Butler Wash Ruins Overlook

Bears Ears National Monument


Click for map.

This particular "road side ruin" is not quite at the road side, but requires a half mile hike with a little up and down. There is a bench about halfway along and little signs to help learn about the plants along the way. It finishes with an overlook of a ruin site. Fees for Bears Ears, which apply to hiking only, are pretty minimal even once they roughly double at the start of 2020, but don't apply to a few "developed areas" such as this one. It seems like a good idea to steer people toward a few sites where they can get a taste and move on if that's what they're looking for, or have a better chance to read the signs about proper ruin etiquette if they're out to stay longer. Fingerprints can be damaging and footprints downright destructive, after all. There is even a toilet so visitors don't go messing up the delicate desert.

starting on the interpretive trail
Embarking on the short trail. Here it is a wide dirt and sand path past plants marked by signs.

more dirt with slickrock ahead
Juniper forest with slickrock split by a canyon ahead.

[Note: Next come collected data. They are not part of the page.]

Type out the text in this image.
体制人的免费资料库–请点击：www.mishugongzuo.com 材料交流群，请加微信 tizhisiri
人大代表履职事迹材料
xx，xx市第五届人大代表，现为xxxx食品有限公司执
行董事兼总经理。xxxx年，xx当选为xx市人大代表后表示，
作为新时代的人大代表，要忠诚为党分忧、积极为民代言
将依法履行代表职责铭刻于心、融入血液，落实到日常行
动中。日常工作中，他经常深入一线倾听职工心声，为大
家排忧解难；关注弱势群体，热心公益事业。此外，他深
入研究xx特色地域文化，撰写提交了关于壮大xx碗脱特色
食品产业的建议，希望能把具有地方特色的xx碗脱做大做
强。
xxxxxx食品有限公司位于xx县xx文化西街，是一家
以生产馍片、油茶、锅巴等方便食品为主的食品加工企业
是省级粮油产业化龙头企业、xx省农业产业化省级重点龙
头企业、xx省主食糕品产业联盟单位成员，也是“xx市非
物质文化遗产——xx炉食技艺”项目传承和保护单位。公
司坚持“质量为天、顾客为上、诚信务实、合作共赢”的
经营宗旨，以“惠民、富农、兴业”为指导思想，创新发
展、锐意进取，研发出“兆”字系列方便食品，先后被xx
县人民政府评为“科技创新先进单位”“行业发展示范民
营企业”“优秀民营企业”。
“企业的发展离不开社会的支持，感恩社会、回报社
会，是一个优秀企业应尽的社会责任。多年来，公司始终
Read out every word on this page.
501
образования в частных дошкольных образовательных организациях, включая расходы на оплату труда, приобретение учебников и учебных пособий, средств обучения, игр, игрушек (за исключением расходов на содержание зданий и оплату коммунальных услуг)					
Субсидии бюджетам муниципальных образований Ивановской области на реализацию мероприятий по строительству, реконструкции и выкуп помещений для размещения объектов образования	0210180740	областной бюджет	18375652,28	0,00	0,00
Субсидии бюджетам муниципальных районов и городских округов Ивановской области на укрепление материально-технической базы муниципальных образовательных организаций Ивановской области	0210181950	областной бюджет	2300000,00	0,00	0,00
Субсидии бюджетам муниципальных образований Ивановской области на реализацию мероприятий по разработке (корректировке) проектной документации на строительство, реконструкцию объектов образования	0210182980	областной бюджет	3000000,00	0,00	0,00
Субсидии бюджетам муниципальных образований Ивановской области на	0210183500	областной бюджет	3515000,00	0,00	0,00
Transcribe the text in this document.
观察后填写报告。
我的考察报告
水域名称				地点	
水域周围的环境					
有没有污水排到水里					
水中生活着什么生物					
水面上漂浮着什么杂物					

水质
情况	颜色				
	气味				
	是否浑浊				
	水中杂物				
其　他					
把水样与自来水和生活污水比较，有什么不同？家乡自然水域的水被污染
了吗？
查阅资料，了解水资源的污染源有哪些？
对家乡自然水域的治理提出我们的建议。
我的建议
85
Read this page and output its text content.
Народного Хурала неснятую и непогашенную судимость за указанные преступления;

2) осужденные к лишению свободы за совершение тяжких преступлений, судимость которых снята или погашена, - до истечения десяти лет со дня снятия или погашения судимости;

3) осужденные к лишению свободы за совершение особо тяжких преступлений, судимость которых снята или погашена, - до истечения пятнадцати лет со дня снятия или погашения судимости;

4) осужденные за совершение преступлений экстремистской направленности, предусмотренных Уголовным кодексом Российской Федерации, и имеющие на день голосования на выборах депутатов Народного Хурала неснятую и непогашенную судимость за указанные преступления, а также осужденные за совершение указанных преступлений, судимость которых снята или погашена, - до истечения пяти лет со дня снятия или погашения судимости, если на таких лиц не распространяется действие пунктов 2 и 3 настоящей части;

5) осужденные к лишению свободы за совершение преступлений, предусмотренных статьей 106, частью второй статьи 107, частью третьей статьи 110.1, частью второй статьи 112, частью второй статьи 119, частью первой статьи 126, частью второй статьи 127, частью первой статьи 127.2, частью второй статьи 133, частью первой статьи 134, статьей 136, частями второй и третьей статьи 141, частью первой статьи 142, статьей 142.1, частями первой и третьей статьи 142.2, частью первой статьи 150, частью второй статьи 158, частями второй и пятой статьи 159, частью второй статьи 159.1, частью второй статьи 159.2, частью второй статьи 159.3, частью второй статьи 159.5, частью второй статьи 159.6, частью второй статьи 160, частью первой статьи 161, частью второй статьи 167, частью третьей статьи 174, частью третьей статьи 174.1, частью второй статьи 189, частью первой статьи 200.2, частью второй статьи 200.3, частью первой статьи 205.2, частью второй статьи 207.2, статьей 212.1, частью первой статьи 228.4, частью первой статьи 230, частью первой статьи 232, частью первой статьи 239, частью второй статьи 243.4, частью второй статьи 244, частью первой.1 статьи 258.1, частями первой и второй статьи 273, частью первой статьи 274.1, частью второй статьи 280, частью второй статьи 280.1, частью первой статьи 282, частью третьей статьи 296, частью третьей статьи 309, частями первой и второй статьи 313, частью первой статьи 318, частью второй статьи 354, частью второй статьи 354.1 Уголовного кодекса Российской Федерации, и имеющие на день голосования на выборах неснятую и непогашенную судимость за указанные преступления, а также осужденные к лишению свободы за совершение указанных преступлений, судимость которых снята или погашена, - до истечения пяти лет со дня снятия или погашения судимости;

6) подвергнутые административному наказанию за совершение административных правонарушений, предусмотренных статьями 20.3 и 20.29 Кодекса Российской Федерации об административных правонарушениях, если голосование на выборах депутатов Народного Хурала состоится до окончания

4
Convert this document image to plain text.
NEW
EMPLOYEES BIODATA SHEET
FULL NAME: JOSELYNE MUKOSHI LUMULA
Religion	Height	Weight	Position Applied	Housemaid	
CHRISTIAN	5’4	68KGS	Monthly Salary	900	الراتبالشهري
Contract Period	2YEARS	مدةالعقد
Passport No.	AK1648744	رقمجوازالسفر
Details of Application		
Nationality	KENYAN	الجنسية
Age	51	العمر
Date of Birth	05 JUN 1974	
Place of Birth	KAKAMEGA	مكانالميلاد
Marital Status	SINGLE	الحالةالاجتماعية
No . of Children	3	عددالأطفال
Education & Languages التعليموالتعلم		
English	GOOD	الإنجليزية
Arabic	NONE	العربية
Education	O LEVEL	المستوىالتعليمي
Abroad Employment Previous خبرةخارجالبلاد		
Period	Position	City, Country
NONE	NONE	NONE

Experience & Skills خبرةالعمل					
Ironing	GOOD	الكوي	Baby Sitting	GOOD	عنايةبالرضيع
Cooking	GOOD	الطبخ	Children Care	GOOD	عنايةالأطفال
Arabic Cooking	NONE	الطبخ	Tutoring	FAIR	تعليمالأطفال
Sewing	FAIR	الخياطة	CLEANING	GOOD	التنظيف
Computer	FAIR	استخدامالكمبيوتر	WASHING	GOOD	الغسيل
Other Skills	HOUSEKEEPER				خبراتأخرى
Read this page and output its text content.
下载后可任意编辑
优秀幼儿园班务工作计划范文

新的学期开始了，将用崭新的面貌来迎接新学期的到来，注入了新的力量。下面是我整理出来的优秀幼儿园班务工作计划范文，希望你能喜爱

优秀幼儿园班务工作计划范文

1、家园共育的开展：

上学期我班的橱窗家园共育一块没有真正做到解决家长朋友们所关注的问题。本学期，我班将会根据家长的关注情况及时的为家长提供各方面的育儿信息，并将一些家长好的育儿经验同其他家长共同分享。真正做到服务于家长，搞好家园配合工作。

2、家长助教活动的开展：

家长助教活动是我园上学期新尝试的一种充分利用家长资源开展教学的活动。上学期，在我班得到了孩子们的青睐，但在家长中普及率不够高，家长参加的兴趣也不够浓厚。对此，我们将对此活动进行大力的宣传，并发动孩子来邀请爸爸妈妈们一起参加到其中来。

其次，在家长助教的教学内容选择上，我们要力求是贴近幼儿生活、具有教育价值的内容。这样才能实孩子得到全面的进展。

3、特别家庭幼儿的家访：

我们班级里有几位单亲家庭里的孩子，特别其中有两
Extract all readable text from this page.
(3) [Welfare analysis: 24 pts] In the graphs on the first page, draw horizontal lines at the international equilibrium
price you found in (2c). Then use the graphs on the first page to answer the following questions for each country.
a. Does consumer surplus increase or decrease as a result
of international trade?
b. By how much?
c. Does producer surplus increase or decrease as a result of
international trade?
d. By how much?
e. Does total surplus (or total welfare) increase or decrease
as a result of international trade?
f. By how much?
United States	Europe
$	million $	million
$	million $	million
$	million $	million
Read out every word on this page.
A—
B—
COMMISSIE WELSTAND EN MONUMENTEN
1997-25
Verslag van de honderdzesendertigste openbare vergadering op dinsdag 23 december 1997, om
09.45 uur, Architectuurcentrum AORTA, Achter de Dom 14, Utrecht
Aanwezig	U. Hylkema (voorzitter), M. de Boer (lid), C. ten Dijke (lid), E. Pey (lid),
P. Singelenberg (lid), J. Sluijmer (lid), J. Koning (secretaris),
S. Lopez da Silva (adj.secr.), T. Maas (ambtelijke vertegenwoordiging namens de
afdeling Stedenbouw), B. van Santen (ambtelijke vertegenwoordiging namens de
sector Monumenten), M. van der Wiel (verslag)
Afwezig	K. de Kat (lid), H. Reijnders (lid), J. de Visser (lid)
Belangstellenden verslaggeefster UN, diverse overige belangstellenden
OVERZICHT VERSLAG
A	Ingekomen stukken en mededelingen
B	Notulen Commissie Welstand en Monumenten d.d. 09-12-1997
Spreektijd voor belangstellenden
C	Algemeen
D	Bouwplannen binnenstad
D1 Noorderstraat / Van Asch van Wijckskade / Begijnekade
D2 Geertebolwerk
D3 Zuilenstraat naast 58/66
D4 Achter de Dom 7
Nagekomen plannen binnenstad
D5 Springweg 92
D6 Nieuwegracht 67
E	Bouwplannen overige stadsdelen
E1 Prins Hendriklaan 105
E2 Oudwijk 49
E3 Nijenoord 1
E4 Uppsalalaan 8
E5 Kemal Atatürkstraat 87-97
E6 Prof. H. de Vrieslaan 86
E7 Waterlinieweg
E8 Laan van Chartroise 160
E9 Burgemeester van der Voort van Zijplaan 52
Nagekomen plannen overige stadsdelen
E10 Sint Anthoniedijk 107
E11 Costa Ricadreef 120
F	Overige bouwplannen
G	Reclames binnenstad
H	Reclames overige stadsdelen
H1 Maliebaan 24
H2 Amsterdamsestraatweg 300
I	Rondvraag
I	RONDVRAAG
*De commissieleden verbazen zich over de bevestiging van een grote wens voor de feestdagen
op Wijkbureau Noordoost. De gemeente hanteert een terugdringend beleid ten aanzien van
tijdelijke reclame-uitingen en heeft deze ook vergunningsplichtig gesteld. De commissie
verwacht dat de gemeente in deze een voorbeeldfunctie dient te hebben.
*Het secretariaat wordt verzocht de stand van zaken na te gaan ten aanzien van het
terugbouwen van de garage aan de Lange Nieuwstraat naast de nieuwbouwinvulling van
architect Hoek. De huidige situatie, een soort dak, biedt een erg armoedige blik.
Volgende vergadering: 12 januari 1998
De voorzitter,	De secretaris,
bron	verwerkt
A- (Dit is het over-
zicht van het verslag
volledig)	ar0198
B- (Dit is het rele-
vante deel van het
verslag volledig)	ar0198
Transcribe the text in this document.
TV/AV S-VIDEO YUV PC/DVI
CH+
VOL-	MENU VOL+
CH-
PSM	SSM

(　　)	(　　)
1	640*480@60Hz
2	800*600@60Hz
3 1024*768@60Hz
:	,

bright green trees getting a little yellow
The cottonwoods down in the canyon are distinctly different in color to the juniper up on the flats. They're also getting just a little bit ready for winter.


slickrock with biological crusts and cemented cairns
The last bit of the trail is across slickrock, which is sandstone and not particularly slick unless covered in loose sand. Maybe it is different when wet? Here, the trail is marked with cairns cemented together.

I walk the trail avoiding the biological crusts on either side at the start and the islands of crust out on the rocks as the trail finishes. Fencing and more signs edge the little box canyon where the ruins are found. There is no way from here down into the site, but they are quite visible from the position above.

ruins in the crevaces
Most the visible ruins are in the higher alcove in the center, but there are some walls visible in the two to the left.

more alcoves
Other alcoves appear to be empty or have had a ceiling drop on anything that might have remained. There is still one more ruin in the very protected spot to the center of this picture.

closer look at ruins at the higher level
A closer look at the ruins along the higher level.

I move over to a more southerly viewpoint without the protections of the main one and ponder that the lower, larger alcove is empty, but there could be a number of reasons for that. It might have been more vulnerable to floods. It might not even have been there. The sign says, "The current deep wash is a result of an erosional cycle which started in the 1890's." What does the suffix -al denote, anyway?

from another angle
From a little different angle, I can see the arch.

cavities in the slickrock above
The slickrock is certainly prone to making at least small alcoves. This is above the trail.

another water spout into the canyon
Water washing over the smooth rock is carving more entries into the canyon below with all its cottonwoods.

I head back. I'm actually out to find Posey's Trail today.